Friday, September 5, 2014

 

The Notebook (A nagy füzet)

The Notebook Official Site There are numerous films that tell compelling stories about civilians' horrific suffering and the war's brutality during World War II. But the director János Szász's apathetic "The Notebook" (A nagy füzet | Hungary 2013 | in Hungarian | 110 min.) is not one of them. The film makes you feel like a voyeur who peeks into two emotionless twin brothers' exotic but hush rural life after the war forced them to leave their comfortable city home. However, the film always keeps you at arm's length from the twins and people around them so that in the end, you still don't know who these people are and why these one-dimensional characters behave in their own (often bizarre) ways. You only get to see what they have done, which is hardly anything good.

The film begins by telling us that the two preppy unnamed teenage twin boys (László Gyémánt and András Gyémánt) are inseparable. To make this point, in one scene, their father clips the nail for one boy in bed (how touching that is for a thirteen-year-old boy, but really?), the other boy lies in the same bed inches away in order to be in the same picture. (Why?) When the city becomes increasingly dangerous toward the end of World War II, their parents send the boys to the safer countryside to live with their grandmother (Piroska Molnár), who has never met the boys before because the twin's mother (Gyöngyvér Bognár) has not spoken a word to her for twenty years. (Why?)

Before the boys are dumped to their abusive and alcoholic grandmother who is called a witch by the villagers, their father (Ulrich Matthes) gives the boys a blank notebook and asks them to document everything about their experience in the countryside.

Surviving on limited resources and without supervision, the two straight-faced boys become more apathetic, violent, cruel, and even sadistic.
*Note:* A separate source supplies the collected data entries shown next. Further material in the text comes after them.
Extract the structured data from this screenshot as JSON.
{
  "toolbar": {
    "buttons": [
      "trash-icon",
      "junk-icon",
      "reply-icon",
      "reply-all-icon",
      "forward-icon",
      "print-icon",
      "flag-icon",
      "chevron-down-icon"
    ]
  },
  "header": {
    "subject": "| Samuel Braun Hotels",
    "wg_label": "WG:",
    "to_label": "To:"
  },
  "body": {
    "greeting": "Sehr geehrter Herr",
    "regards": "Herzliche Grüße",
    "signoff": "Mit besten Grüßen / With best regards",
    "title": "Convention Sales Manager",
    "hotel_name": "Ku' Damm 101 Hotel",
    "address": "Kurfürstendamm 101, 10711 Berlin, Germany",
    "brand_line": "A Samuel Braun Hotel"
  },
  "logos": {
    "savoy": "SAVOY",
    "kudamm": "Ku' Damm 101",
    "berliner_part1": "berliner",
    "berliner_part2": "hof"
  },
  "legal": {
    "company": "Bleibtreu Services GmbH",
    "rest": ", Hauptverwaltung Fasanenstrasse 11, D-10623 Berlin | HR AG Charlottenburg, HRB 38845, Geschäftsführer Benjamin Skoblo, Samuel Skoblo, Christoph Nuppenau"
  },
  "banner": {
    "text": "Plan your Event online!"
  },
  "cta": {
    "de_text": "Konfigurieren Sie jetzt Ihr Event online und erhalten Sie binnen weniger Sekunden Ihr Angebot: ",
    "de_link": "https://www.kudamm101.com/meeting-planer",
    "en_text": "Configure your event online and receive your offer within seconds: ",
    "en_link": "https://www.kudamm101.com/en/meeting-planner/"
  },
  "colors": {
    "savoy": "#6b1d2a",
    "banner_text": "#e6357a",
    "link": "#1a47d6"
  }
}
They believe that's the only way they can endure the hardship and stay together. (Why?) They faithfully record the process of removing any sentiment from themselves in that carefully crafted notebook.

The Notebook Official Site

Based on Hungarian writer Ágota Kristóf's French-language novel "Le Grand Cahier," perhaps the director János Szász wants to assemble a collage of images to illustrate how difficult life can be during the war. But like the fractured notebook the two boys clumsily put together, the film only takes snapshots of the boys' lives and never gets any deeper than being a passing onlooker. We see each incident in the film as if we witness a traffic accident on a highway when we drive by—we can't help but to look at the aftermath, we may speculate about the cause of the accident, but we never seem to know the truth, then we move on and forget about it after we pass it.

How lucky are the boys for not being Jew! All they have to deal with are their cruel grandmother and inconveniences such as sexual advances from a slutty church girl and from a friendly German officer (Ulrich Thomsen), when they are not playing the torturer to each other. If this is how bad World War II could get, the film is an insult to the millions of people who suffered and died during the war.

After the film was submitted as the Hungry's entry for the Oscar in the Best Foreign Language Film category, it's perplexing how it made to the final short list of nine films to be nominated. It's probably because the screeners didn't have time to watch films from other countries and couldn't resist the twin brothers' blank stares, just like the German officer in the film.

"The Notebook," a Sony Pictures Classics release, opens on Friday, September 5, 2014 in San Francisco Bay Area.